12/30
A Jugo Juice smoothie before a long flight, is probably the worst idea in the world. But YYC Airport, in all their brilliance, put not one, but several Jugo Juice stands in their Gates. And I always wind up visiting one, because I'm incredibly disorganized before a long flight, always. And I'll show up, starving, thirsty; eyeing the limp, wilted looking wraps in the display case as though they're manna from the heavens. And I'll take one bite and go from starving panda, to sad panda. To broke panda, because, as pricey as Jugo Juice is outside of the Airport confines; it's about 25% moreso inside.

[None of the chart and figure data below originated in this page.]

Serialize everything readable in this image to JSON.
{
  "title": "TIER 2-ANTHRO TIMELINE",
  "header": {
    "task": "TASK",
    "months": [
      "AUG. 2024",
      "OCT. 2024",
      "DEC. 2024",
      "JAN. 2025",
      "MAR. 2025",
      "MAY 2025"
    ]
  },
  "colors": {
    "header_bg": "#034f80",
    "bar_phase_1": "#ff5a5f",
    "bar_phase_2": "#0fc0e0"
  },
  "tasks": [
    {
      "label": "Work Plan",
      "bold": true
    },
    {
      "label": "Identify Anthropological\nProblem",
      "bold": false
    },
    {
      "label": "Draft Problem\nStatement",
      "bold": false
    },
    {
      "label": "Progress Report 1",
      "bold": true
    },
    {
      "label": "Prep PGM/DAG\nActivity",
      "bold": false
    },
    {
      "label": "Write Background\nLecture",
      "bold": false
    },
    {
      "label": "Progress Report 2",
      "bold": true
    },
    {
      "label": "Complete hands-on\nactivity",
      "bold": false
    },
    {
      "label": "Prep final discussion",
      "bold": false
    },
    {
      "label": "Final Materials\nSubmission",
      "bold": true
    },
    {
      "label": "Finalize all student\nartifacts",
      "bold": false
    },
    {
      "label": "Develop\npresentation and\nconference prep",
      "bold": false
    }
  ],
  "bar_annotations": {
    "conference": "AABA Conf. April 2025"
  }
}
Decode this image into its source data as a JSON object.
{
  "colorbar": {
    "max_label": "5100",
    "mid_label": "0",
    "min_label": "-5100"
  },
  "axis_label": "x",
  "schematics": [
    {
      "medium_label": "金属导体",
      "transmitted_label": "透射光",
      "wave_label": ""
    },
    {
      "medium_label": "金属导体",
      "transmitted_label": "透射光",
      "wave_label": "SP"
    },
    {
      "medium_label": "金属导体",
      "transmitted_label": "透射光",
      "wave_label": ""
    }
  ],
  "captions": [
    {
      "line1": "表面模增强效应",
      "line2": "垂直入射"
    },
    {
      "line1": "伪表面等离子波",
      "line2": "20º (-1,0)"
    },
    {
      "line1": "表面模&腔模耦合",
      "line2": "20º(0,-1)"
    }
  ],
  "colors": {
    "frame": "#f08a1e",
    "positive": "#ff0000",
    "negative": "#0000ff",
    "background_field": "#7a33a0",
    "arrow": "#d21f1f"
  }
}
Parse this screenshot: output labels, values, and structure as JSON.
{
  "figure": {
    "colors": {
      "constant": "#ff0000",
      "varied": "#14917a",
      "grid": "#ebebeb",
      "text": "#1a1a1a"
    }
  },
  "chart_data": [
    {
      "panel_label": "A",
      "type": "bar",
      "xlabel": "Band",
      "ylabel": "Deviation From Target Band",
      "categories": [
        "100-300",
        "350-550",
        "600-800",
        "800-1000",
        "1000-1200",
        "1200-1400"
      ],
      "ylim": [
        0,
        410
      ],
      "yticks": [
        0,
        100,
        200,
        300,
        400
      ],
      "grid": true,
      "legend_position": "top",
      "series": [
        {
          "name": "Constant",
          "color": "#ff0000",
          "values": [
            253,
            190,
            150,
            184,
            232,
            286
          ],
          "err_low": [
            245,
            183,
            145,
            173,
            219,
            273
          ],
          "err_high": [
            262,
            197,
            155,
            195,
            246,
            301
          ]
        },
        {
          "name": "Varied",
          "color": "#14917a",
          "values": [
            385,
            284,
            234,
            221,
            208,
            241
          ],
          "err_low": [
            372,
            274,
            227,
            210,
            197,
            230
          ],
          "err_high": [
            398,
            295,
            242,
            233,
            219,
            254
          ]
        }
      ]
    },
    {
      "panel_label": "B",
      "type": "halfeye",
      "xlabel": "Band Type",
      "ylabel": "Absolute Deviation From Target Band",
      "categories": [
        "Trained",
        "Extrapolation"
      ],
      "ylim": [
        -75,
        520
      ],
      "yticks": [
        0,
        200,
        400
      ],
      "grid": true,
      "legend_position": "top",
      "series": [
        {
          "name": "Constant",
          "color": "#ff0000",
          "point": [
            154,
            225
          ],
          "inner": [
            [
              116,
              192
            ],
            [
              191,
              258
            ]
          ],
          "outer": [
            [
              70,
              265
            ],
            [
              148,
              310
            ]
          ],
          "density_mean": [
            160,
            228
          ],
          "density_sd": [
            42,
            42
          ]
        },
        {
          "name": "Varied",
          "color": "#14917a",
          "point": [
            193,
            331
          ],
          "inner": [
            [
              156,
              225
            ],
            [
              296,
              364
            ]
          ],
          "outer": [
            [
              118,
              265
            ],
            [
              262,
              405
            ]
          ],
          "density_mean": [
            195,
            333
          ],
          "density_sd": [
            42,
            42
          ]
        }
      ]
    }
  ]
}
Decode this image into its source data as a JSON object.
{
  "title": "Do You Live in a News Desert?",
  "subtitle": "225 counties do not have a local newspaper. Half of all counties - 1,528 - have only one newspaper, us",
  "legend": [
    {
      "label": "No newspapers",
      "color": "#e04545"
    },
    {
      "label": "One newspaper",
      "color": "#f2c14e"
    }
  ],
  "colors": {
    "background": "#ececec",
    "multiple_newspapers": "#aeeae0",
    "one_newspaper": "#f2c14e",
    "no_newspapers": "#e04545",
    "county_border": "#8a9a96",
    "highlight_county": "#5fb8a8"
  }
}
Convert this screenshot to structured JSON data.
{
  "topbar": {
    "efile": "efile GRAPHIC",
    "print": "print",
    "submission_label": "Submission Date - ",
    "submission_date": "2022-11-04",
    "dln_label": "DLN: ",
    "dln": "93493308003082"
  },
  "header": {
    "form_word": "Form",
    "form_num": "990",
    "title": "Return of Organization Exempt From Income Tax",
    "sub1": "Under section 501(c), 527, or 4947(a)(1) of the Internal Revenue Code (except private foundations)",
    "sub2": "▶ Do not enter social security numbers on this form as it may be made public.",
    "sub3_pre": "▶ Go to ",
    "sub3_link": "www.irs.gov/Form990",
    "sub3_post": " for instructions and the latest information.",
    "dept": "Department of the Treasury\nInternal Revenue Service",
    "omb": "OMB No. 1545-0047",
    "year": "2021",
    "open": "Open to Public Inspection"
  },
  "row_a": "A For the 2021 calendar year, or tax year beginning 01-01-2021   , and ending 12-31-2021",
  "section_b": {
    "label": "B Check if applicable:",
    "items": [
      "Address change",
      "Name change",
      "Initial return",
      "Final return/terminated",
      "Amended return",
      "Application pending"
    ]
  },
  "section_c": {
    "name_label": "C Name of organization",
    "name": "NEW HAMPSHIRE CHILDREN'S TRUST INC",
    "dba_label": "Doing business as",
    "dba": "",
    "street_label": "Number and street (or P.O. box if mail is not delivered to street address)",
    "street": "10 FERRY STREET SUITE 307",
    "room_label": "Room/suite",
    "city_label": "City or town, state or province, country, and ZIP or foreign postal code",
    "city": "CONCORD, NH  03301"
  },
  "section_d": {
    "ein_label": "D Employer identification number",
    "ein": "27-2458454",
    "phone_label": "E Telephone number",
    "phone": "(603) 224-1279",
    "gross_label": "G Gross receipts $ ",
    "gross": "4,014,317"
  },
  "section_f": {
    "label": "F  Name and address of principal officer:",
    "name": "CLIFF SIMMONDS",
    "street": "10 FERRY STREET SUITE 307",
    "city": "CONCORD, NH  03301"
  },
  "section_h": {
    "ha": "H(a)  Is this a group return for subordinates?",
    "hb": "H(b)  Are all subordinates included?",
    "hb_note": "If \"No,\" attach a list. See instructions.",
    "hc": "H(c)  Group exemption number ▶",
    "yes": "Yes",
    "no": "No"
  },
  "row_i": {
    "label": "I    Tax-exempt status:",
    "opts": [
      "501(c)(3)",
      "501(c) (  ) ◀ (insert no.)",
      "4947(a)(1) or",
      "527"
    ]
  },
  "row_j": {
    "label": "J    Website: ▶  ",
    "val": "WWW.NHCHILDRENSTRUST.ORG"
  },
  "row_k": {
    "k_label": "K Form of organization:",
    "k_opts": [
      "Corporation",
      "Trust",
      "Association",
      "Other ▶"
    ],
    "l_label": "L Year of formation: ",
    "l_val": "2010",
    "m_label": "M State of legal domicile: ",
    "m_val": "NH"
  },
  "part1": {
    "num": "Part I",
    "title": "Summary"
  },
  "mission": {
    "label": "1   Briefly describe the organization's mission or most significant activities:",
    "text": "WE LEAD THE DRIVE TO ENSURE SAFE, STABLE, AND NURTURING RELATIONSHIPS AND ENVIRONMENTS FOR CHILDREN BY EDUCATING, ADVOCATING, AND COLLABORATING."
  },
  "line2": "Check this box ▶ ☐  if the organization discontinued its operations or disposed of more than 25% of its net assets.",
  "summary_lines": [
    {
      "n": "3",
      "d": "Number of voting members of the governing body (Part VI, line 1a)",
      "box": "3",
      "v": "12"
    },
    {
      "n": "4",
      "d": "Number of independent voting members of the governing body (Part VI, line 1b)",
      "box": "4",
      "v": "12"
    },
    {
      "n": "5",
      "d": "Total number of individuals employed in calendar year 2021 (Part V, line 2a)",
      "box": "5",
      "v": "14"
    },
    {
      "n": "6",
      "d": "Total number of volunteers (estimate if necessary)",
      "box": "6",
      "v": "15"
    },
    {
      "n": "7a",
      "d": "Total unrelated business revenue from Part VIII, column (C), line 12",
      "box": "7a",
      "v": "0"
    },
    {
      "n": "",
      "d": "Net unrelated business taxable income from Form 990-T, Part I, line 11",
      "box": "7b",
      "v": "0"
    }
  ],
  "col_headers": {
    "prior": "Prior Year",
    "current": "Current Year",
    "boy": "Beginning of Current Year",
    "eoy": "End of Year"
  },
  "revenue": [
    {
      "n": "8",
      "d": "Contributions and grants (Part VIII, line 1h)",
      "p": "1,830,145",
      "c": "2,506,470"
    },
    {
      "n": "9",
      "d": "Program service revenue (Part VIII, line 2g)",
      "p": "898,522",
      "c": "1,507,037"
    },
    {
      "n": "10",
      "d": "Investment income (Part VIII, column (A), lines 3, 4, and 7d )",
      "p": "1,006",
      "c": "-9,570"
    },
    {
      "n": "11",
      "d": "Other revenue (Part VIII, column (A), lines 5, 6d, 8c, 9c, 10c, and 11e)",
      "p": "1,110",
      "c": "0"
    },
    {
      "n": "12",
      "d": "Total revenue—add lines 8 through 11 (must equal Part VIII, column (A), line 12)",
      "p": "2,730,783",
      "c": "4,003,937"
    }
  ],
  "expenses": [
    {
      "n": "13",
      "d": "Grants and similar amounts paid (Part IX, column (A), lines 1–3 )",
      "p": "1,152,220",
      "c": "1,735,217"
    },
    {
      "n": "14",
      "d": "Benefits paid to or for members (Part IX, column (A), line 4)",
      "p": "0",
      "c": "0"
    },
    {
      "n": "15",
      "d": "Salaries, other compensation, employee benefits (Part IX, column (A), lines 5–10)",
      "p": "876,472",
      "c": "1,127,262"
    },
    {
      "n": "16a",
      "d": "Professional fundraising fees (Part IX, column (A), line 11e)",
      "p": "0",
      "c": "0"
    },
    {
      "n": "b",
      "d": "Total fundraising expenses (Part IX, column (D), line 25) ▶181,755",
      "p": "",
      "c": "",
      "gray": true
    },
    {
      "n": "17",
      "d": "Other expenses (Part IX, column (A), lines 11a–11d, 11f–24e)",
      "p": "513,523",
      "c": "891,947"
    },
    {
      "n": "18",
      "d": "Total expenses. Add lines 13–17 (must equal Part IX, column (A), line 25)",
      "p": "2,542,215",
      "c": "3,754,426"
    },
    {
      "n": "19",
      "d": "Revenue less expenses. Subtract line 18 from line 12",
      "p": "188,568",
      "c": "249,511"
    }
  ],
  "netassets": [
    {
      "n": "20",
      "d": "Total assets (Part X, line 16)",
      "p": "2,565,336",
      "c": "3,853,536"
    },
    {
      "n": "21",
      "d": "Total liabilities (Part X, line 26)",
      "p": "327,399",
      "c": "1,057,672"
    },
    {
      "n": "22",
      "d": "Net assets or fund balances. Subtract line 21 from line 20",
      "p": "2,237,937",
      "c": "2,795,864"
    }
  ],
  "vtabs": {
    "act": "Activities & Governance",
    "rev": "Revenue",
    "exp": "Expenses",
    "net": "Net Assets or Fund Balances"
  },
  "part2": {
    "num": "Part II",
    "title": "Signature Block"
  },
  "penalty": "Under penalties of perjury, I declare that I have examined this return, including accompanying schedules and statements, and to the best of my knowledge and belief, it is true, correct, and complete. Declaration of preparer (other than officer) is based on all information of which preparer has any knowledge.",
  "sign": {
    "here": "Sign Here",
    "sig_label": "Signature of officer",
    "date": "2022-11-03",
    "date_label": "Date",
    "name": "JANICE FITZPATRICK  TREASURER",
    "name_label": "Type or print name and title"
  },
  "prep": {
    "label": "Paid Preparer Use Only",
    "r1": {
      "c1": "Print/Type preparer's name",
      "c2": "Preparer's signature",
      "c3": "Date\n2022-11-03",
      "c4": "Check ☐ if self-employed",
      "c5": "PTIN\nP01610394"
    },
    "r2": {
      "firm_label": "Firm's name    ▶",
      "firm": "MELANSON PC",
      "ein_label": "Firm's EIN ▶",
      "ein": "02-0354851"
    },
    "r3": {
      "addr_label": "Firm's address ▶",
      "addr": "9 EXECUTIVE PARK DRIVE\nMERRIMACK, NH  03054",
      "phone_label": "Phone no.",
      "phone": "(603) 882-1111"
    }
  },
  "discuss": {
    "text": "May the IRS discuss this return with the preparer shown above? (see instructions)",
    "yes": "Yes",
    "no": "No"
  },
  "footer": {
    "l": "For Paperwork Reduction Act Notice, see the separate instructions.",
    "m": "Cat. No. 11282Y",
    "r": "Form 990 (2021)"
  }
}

Want a cup of chunky vinegar that's as big as your torso? Head on down to Jugo Juice. It defies logic. You watch them toss all the ingredients together in a blender, and they seem to be adding a buttload of sugary fruit (that 59g per serving doesn't appear out of nowhere! A cup of regular OJ is 30g, for comparison). Then you take that first sip, and your face caves in. Then you force yourself to finish as much as possible, because you probably handed them your first born in order to pay for it.
Two stars, because I'll probably be back again soon. Because as much as I gripe about Jugo Juice, it's like a terrible boyfriend whose number I can't seem to erase from my phone. And I still can't manage to get to the airport with a coffee and a sandwich.